Paul
Goble
Staunton, December 11 – In Russia
today, the state by celebrating some of the most odious figures in the Russian
past is promoting “the deification of evil and cruelty,” Olga Sedakova says.
And such celebration of an evil past together with a desire to return to it is
one of the things Vladimir Putin and the far right in the West share, according
to Vitaly Portnikov.
The distinguished Russian Orthodox
poetess was the first guest of Belarusian Nobelist Svetlana Aleksiyevich at her
new intellectual club in Minsk on December 7. Sedakova devoted her presentation
to “’Evil’ and Attitudes toward It in the Russian and European Traditions” (philologist.livejournal.com/8919068.html).
“The historical role of Russia,”
Sedakova says, “is as a country of suffering.” The same is true with Belarus.
This suffering was “extraordinary” but “it didn’t fall from the sky” or emerge
as “a natural misfortune.” Instead, she argues, it was something human actions
were responsible for.
In short, she continues, “someone
did something in order that people have suffered.” But Russia stands out not so
much because of the amount of suffering its people have undergone but because
Western countries do not “associate themselves with the theme of suffering.” In
Russia, however, this has “always” been the case.
Adding to this problem, Sedakova
argues, is that Russians have never developed a good attitude to themselves as
a group. They have not developed an
ethics of “humanitarian solidarity” which promotes respect for others. Instead,
they have developed “an ethic of war, and there is no understanding of peace.”

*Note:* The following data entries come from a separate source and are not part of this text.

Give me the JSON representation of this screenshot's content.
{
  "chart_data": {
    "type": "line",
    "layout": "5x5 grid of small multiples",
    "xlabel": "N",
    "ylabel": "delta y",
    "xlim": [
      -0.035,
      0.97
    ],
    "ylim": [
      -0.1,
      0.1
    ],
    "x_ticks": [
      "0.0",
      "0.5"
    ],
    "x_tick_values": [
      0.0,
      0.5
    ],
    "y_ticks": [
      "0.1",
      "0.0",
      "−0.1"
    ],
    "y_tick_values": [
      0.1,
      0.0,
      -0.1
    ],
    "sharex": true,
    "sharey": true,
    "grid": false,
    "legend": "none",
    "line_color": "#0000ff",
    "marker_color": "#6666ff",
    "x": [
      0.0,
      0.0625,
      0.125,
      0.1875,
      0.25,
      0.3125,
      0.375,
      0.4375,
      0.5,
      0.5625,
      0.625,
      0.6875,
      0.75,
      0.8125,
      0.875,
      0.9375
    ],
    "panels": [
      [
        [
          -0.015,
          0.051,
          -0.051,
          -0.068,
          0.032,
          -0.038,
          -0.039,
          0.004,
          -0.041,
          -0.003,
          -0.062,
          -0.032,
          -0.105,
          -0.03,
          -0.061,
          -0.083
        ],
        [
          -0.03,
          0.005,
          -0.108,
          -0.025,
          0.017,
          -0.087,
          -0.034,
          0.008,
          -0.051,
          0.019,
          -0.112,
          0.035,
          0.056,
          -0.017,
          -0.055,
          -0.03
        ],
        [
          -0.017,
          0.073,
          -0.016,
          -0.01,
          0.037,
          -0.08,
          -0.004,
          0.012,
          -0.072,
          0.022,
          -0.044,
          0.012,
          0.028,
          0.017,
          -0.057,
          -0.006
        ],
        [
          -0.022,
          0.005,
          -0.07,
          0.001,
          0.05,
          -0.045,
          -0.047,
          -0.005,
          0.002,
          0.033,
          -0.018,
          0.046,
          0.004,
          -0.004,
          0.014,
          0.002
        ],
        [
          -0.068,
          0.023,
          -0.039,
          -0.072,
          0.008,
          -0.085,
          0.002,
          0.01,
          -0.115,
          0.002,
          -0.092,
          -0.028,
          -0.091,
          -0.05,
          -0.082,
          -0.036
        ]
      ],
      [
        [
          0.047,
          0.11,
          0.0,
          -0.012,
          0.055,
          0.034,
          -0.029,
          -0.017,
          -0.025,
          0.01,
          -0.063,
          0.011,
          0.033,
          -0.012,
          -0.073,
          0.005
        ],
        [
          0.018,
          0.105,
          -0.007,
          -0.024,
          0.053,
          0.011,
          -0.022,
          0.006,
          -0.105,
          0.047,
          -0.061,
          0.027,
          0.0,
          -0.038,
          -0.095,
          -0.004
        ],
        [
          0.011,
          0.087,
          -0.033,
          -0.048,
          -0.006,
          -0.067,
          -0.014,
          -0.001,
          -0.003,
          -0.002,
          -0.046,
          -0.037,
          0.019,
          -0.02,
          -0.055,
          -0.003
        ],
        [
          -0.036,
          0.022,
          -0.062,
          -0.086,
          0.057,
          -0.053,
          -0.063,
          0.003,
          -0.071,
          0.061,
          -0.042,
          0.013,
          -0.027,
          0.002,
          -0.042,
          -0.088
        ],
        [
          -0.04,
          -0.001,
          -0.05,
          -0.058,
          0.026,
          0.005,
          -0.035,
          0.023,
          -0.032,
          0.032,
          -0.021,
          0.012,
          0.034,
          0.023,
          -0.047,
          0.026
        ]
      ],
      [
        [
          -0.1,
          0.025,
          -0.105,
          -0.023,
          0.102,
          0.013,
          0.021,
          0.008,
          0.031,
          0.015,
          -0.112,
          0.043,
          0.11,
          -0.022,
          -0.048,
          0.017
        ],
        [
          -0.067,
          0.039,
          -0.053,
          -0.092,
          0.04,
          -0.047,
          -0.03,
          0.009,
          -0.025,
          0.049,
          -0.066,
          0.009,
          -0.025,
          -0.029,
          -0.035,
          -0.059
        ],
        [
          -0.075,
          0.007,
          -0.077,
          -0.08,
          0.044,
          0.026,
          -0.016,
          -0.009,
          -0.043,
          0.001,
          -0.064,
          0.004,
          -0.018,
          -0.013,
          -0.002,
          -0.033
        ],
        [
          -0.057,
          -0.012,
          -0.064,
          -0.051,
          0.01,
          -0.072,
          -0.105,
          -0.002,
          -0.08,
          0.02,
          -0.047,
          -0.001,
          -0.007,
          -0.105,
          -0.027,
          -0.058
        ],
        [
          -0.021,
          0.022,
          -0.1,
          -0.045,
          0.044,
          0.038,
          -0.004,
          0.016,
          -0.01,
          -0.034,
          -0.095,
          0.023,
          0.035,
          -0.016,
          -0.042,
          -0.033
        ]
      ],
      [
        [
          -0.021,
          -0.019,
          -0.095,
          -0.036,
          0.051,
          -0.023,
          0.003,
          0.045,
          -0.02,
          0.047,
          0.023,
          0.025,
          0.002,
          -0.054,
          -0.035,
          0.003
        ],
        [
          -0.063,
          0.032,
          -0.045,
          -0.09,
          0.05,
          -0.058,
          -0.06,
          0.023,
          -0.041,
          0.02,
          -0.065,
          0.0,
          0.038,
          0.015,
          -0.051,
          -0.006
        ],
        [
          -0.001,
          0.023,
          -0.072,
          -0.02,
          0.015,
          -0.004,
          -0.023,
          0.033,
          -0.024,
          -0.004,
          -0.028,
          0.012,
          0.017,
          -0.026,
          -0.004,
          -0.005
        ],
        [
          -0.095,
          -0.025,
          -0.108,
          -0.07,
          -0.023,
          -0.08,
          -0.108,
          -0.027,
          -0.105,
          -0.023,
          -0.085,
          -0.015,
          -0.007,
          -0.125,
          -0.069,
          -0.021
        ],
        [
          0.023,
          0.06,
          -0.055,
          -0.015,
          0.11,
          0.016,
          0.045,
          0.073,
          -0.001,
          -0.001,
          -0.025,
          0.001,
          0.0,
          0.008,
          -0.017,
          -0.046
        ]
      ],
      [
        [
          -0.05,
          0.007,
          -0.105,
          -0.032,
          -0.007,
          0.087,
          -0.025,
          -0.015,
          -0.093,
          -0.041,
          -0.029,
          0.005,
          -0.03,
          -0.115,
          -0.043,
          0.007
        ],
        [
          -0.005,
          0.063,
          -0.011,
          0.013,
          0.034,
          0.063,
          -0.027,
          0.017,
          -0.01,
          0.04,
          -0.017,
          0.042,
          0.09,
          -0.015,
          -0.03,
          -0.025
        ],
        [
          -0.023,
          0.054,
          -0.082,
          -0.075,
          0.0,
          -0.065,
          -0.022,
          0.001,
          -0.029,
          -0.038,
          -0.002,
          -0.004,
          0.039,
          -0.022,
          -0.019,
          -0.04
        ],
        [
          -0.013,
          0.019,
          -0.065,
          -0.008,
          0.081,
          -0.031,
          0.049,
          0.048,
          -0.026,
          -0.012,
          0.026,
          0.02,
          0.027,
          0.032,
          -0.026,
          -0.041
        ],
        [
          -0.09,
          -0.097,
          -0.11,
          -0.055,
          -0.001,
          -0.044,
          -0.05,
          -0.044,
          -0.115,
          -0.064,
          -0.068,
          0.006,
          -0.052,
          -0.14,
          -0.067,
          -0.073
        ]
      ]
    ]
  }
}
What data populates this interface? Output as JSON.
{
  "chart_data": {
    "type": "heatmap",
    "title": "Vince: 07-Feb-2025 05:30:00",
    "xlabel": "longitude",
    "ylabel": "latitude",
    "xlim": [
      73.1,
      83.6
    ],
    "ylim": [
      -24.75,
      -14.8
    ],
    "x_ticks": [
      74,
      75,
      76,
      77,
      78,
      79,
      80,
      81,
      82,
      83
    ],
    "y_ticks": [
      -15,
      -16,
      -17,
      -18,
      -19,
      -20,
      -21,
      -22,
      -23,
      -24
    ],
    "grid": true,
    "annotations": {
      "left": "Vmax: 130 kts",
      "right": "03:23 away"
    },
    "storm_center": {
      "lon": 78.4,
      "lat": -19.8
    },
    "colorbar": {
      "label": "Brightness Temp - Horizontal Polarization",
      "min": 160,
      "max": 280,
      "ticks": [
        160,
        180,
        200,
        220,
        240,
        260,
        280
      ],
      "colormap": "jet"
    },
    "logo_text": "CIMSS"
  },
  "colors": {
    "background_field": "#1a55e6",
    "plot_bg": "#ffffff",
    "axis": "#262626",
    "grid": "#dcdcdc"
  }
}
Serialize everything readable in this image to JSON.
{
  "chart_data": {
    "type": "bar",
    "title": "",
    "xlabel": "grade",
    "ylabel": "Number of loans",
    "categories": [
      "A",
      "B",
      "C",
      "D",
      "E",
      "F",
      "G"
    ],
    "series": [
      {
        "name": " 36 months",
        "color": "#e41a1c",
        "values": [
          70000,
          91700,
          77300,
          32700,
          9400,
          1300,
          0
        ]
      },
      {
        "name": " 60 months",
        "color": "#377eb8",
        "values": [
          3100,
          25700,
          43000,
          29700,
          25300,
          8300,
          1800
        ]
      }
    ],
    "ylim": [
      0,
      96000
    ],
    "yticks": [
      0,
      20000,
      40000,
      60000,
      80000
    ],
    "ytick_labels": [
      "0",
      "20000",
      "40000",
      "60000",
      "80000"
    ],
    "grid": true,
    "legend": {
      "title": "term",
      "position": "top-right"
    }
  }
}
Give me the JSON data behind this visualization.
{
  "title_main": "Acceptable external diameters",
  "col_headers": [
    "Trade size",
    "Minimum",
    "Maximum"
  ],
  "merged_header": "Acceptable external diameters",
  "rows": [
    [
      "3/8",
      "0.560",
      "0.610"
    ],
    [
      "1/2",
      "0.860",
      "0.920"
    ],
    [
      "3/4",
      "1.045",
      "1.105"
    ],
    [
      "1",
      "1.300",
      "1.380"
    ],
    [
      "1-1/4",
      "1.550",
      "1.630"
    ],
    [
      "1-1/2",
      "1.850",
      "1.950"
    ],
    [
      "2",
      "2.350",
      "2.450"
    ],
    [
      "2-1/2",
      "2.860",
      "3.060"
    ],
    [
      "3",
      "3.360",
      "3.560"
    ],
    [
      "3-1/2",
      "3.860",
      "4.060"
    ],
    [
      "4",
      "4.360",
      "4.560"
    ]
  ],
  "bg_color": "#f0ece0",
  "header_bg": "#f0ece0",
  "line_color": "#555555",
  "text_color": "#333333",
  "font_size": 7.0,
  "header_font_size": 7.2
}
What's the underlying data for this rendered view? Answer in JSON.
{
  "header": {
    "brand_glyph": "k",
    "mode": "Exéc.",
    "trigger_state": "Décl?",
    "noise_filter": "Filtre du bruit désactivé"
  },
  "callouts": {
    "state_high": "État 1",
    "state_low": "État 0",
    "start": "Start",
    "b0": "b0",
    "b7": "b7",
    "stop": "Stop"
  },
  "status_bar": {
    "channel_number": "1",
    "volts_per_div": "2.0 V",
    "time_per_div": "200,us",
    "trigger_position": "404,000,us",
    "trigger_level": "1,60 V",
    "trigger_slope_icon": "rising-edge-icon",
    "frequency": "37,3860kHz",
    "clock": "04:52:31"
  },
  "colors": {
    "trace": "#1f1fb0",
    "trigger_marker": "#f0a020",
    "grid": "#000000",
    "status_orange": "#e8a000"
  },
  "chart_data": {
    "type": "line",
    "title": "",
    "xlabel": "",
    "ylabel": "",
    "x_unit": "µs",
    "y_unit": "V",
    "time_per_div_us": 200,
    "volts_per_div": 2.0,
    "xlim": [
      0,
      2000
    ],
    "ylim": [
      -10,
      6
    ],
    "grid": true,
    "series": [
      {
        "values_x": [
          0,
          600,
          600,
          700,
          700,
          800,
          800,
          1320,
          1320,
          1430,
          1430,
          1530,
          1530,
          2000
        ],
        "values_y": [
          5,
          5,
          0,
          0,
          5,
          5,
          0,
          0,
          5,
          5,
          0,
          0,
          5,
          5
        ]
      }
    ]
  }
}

Joseph Brodsky translated the
expression “’there is no bad without good’ as ‘there is no evil within which
there isn’t at least a portion of good.’”
That is “a characteristic Russian understanding of things.” Russians typically do not say that “inside
evil there is something good.” Instead, they insist that some people do evil so
that something good will come of it.
That has the effect of blocking
criticism of evil and reflects the fact that while in European culture, there
has always been “a precise distinction” between good and evil,” in Russian
culture, there has been an insistence that the two are intertwined in ways that
make pulling them apart impossible.
One manifestation of that – and Sedakova
gives several – is the tendency of Russians to speak “’on the one hand, but on
the other hand.’” Thus, they say, “’Stalin destroyed millions of people but on
the other hand, he industrialized the country.” One can’t imagine present-day
Italians saying that about Mussolini or present-day Germans saying that about
Hitler.
Another is the tendency to raise monuments
to odious figures like Stalin and Ivan the Terrible. That could happen only in Russia, Sedakova
says; and reflects “the deification of evil and cruelty” and their elevation
over good and use to suppress any criticism of the state no matter how horrific
its acts.
She concludes: “The Soviet past deprived
Russians of [the capacity for] repentance. They weren’t taught this,” and one
of the consequences of that is the sense that they are always right and that no
one has anything to teach them about either the past or the future.
Meanwhile, Ukrainian commentator Vitaly
Portnikov suggests, in the course of an analysis of the far right in the West
that it shares with the Putin regime a desire to insist that its predecessors
did nothing wrong in the past and that the past is a place to which its
supporters want to return (7days.us/vitalij-portnikov-pyat-faktov-ob-avstrii-i-rossii/).
To the extent that Sedakova and Portnikov
are right, it may be fair to say that Putin’s Russian world truly has achieved
a victory over a significant portion of the population in Western societies.
But it is a victory that promises not good but a return of evils in a new and
perhaps “hybrid” and hyperbolic form.